The California legislature is considering a bill that would codify in the Labor Code and Unemployment Insurance Code the California Supreme Court’s decision in Dynamex – which adopted a standard that made it significantly more difficult for employers to classify workers as independent contractors, ignoring the realities of the modern workplace and gig economy. Assembly Bill 5 was introduced back in December 2018, and has passed the Assembly and is making its way through the Senate.
As this blog previously noted, last year the Supreme Court in Dynamex interpreted the definition of “employee” under the California Wage Orders as placing the burden on the hiring entity seeking to characterize a worker as an independent contractor to establish each of these three factors: (A) that the worker is free from the control and direction of the hiring entity in performing the work; (B) that the worker performs work that is outside the usual course of the hiring entity’s business; and (C) that the worker is customarily engaged in an independently established trade, occupation or business of the same nature as the work performed. This is known as the “ABC test.”
For years prior to the Dynamex decision, the California courts and agencies followed the multi-factor test from S.G. Borello & Sons, Inc. v. Dept. of Industrial Relations in evaluating independent contractor questions. The Borello test considers multiple factors such as the right to control, whether the parties believed they were creating an employer-employee relationship, the right to discharge, the distinctiveness of the services provided, the method of payment, and the length of time that services were provided, among others. Not all of these factors have to be met to establish independent contractor status.

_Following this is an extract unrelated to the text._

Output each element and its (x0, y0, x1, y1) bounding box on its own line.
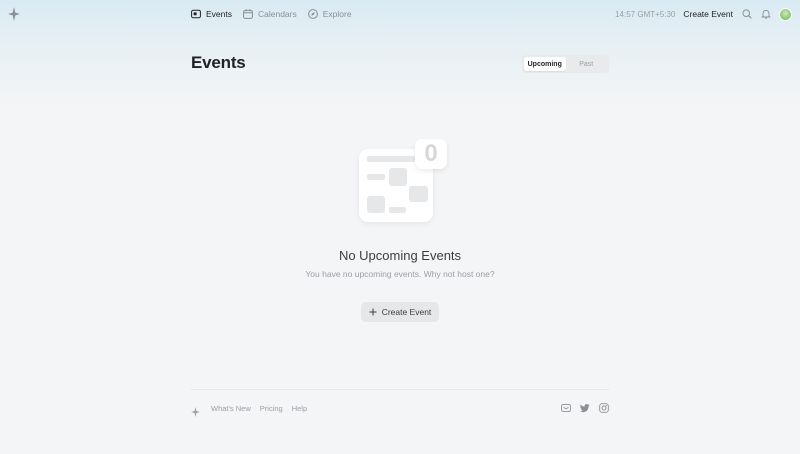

Yet, Dynamex rejected the Borello test and instead adopted the ABC test for determining whether an individual is an employee or independent contractor for purposes of the Wage Orders. The distinction is significant since the Wage Orders impose numerous obligations on employers relating to minimum and overtime wages, reporting time pay, uniforms and meal and rest periods, among other areas. Dynamex makes it more difficult for employers to classify workers as independent contractors, particularly where the individual’s services are similar to those of the hiring entity because of the second part of the ABC test, which requires that the individual’s work be outside the usual course of the hiring entity’s business. As presently written, Assembly Bill 5 adopts Dynamex but carves out a limited exception by continuing to apply the Borello multi-factor test to certain types of professional workers, such direct sales salespersons and those performing “contracts for professional services” (i.e., where the worker is licensed by the state or has an advanced degree).
Dynamex’s impact will likely be enduring. Independent of these legislative actions, the Ninth Circuit Court of Appeals in Vasquez v. Jan-Pro Franchising International, Inc. has recently ruled that Dynamex’s ABC test applies retroactively, meaning that the standard must be used in evaluating any work practices predating the decision. In addition, the California Labor Commissioner has issued an opinion letter dated May 3, 2019 recognizing that the ABC test applies not only to obligations under the Wage Orders, but also to related Labor Code provisions. If Assembly Bill 5 becomes law, any legal exposure will only increase as the ABC test will apply as well to unemployment benefits claims and other wage and hour claims under the Labor Code.
In light of potential wage and hour exposure, it is advisable that businesses review any current independent contractor arrangements against the ABC test. The stakes are high in California where wage and hour class actions are commonplace.